Point Austin: A Halcyon Day
Clinton's ascension is a moment to celebrate possibilities
By Michael King, Fri., June 10, 2016
This campaign is about making sure there are no ceilings – no limits – on any of us. And this is our moment to come together.
– Hillary Clinton, June 7, 2016
On my handy soapbox, I'm taking this moment to congratulate Hillary Clinton on being the presumptive nominee of the Democratic Party for president, and also (inextricably) becoming the first woman nominee for a major U.S. party. I won't wander into the weeds about the primaries (open or closed) and the caucuses and the media and the conventions and the superdelegates and the voting machines and a whole host of ancillary matters to this great achievement. Within the awkward, baroque, and confounding processes of U.S. elections, Clinton has overcome great odds to do what no other woman has done before. It's a grand and historic day.
Beyond that news – confirmed by Tuesday's six-state primary voting, in which Clinton won the biggest prizes – it is but one more instance of one of the strangest election campaigns in my memory. It's a given that in our nearly petrified political system, the Democratic and Republican campaigns should be extremely polarized, and in nominating Donald Trump, the GOP may have finally gone over the edge in its determination to fanatically push the public conversation to the extreme right. Trump is saying out loud what other Republican officeholders and candidates have been dog-whistling for decades, at least since Newt Gingrich and Tom DeLay. The fact that he's both crass and incoherent about it only exaggerates the absurdity of the political moment.

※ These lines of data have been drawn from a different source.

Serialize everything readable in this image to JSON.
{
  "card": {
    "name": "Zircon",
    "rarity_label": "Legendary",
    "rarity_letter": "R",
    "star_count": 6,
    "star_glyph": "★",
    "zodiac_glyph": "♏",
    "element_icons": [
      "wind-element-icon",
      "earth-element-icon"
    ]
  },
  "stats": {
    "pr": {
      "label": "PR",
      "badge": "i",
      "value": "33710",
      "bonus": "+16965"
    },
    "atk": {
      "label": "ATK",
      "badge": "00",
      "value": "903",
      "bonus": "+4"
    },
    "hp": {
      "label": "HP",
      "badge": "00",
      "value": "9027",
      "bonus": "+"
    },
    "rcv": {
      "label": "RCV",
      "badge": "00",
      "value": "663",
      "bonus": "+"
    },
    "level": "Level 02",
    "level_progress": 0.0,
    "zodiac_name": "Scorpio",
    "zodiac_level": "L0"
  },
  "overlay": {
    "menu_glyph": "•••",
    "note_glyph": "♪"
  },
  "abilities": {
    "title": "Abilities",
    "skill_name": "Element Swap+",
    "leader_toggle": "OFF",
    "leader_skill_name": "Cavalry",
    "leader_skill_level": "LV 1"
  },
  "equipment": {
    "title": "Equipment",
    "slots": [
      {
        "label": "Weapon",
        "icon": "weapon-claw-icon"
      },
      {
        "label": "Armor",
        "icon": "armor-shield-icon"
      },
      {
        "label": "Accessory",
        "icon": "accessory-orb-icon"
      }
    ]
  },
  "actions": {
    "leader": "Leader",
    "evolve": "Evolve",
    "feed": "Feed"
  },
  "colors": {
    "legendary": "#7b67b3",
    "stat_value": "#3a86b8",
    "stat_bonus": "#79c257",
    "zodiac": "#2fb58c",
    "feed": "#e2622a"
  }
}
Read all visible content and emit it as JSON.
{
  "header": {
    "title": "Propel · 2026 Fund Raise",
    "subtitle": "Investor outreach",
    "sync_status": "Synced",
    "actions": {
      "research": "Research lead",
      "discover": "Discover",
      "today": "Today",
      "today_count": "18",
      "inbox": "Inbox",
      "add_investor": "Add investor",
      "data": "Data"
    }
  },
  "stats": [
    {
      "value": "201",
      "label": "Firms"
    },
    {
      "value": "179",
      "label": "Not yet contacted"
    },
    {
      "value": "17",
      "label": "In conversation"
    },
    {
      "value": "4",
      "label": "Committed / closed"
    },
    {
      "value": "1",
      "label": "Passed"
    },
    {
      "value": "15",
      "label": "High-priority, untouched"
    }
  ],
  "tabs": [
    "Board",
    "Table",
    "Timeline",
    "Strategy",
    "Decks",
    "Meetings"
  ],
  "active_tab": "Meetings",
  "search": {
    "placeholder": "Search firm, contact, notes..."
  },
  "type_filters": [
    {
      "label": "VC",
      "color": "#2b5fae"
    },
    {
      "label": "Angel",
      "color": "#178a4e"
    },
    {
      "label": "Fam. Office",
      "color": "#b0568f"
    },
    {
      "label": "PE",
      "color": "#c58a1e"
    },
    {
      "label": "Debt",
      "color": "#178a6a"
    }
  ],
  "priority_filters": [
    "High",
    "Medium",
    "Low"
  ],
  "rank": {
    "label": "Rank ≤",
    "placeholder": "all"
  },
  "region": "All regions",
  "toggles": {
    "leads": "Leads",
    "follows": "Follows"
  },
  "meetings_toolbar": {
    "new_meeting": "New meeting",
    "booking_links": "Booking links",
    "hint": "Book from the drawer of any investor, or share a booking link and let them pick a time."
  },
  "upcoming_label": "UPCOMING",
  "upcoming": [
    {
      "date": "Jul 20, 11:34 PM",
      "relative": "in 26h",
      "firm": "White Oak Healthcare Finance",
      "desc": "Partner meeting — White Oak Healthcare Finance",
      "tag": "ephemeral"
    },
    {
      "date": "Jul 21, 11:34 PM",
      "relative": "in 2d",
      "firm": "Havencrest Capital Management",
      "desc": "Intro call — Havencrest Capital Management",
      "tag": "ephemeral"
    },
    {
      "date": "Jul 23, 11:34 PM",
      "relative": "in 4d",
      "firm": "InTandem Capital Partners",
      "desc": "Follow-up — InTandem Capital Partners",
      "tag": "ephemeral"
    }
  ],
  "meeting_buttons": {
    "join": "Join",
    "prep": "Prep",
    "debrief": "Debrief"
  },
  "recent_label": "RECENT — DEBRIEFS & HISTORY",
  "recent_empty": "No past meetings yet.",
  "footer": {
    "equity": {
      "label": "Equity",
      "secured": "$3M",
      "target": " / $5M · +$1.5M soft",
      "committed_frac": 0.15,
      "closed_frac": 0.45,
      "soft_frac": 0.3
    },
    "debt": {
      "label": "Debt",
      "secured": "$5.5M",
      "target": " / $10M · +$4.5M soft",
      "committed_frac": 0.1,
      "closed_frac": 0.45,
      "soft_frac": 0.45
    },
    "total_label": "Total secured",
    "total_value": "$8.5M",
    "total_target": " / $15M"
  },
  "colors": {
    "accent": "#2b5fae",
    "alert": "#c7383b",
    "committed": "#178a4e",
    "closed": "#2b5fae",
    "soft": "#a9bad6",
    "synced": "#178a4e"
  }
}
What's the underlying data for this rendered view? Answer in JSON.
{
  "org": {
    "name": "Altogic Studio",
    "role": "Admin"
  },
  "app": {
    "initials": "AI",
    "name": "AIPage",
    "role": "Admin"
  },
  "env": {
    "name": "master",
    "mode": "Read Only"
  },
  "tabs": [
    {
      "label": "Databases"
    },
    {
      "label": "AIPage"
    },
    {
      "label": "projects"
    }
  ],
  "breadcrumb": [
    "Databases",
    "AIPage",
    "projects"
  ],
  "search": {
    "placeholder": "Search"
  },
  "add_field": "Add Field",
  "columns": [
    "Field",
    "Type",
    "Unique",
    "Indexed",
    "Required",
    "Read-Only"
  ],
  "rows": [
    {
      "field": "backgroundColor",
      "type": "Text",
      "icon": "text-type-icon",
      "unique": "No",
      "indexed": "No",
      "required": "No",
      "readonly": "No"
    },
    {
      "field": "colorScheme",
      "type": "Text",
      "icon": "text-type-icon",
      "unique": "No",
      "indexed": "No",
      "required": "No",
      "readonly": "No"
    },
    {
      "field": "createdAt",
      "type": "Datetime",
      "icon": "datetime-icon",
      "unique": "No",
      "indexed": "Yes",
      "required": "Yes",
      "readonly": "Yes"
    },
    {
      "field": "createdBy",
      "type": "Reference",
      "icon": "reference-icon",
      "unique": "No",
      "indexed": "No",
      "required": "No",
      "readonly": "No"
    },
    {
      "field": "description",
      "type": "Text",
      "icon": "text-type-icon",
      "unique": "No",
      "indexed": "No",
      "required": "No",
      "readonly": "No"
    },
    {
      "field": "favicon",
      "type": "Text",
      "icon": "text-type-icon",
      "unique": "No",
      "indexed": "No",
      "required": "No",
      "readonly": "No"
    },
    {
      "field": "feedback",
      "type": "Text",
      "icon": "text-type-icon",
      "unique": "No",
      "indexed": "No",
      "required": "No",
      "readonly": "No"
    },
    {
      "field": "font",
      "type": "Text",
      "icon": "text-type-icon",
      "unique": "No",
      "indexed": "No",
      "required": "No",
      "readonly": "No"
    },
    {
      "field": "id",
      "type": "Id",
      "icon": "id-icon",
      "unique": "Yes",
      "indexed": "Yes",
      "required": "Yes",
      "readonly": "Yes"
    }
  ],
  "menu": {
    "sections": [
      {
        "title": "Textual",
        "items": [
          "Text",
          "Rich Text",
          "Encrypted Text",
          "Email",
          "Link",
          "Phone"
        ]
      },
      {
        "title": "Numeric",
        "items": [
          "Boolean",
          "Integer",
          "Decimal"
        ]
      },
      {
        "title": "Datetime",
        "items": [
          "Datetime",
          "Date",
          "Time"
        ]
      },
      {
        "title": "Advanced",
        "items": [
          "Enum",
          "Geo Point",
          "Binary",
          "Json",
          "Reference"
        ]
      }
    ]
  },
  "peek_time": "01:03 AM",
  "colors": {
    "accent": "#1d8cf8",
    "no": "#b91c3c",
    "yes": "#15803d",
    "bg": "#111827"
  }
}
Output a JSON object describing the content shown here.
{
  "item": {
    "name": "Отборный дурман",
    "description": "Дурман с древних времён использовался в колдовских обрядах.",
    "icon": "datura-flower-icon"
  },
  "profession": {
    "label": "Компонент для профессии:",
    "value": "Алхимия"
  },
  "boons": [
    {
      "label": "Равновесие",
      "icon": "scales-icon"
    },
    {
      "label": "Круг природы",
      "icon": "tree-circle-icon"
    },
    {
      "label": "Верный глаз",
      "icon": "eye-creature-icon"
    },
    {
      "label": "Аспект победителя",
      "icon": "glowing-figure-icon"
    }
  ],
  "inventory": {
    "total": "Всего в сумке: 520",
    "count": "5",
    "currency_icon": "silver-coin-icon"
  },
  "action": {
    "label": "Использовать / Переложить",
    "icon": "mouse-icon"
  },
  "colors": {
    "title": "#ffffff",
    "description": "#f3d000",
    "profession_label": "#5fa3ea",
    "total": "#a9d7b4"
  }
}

When a major party nominee accepts Alex Jones' Infowars as a legitimate news source – and persistently seeks Jones' support – our political system is certainly broken, and we need to work hard to mend it. Republicans can attempt to fix their own party – and purging the racism out of the "conservative" message, as difficult as that would actually be, would be a good place to begin. But the Democrats have plenty of work to do as well, not least because of the ideological and structural rifts reflected in this campaign.
Lessons from History
I'm certainly familiar with political absolutism, having been among the young crowds in August of 1968 along Chicago's Michigan Avenue, shouting "Dump the Hump!" (Hubert Humphrey, the eventual nominee) at the top of my lungs until the Chicago cops beat and arrested some of us and chased the rest away (I was much quicker on my feet in those days). Nothing we did that week would have tipped the balance in the subsequent election of Richard "Peace Candidate" Nixon, but in retrospect I've come to regret my single-minded self-righteousness (shared with millions of others) about the best political course for the nation.
Young Hillary Clinton may have learned a similar lesson in 1972, as she and her then-boyfriend Bill campaigned valiantly in Texas for George McGovern – who didn't just lose the election, but was humiliated nationwide by incumbent Nixon. (For the record, the 1972 campaign became the trigger for the eventual creation of "superdelegates," in hopes of avoiding similar debacles – although superdelegates have not, in fact, determined subsequent nominating outcomes.) There's a thin line between vigorously supporting a candidate and concluding that only that candidate can save the nation (or the world) from disaster.
A Victory in Common
Plenty of Bernie Sanders' supporters appear to have crossed that line, although Sanders himself conceded early on that "on her worst day, Hillary Clinton will be an infinitely better candidate and president than the Republican candidate on his best day" (and that was long before we learned it would be Trump). Sanders hasn't sounded that conciliatory of late (it's an embittering campaign process), but in her Tuesday speech, Clinton declared that "Sanders' campaign, and the vigorous debate that we've had about how to raise incomes, reduce inequality, increase upward mobility, have been very good for the Democratic Party and for America."
Partly because of GOP incompetence and egregious overreach, should the Democrats come together in a unified, progressive campaign, this fall's election has the chance to be transformational. Political dominoes could change down ballots even in reactionary redoubts like Texas, thereby altering the public consensus on inequality, institutional racism, reproductive rights and health care, climate change and environmentalism generally – the whole range of progressive issues. The Obama legacy is broad but fragile – too often defending contested ground, holding off reaction, rather than pushing forward. With a more liberal Congress, a rational Supreme Court, and at least a few more legislatures concerned about something other than fetal personhood and bathroom etiquette, we might actually, as Clinton put it, return to "working toward a better, fairer, stronger America."
In the meantime: It's important that we pause and celebrate a long-delayed and hard-won victory which, as she emphasized, "is not about one person. It belongs to generations of women and men who struggled and sacrificed and made this moment possible." A moment to come together.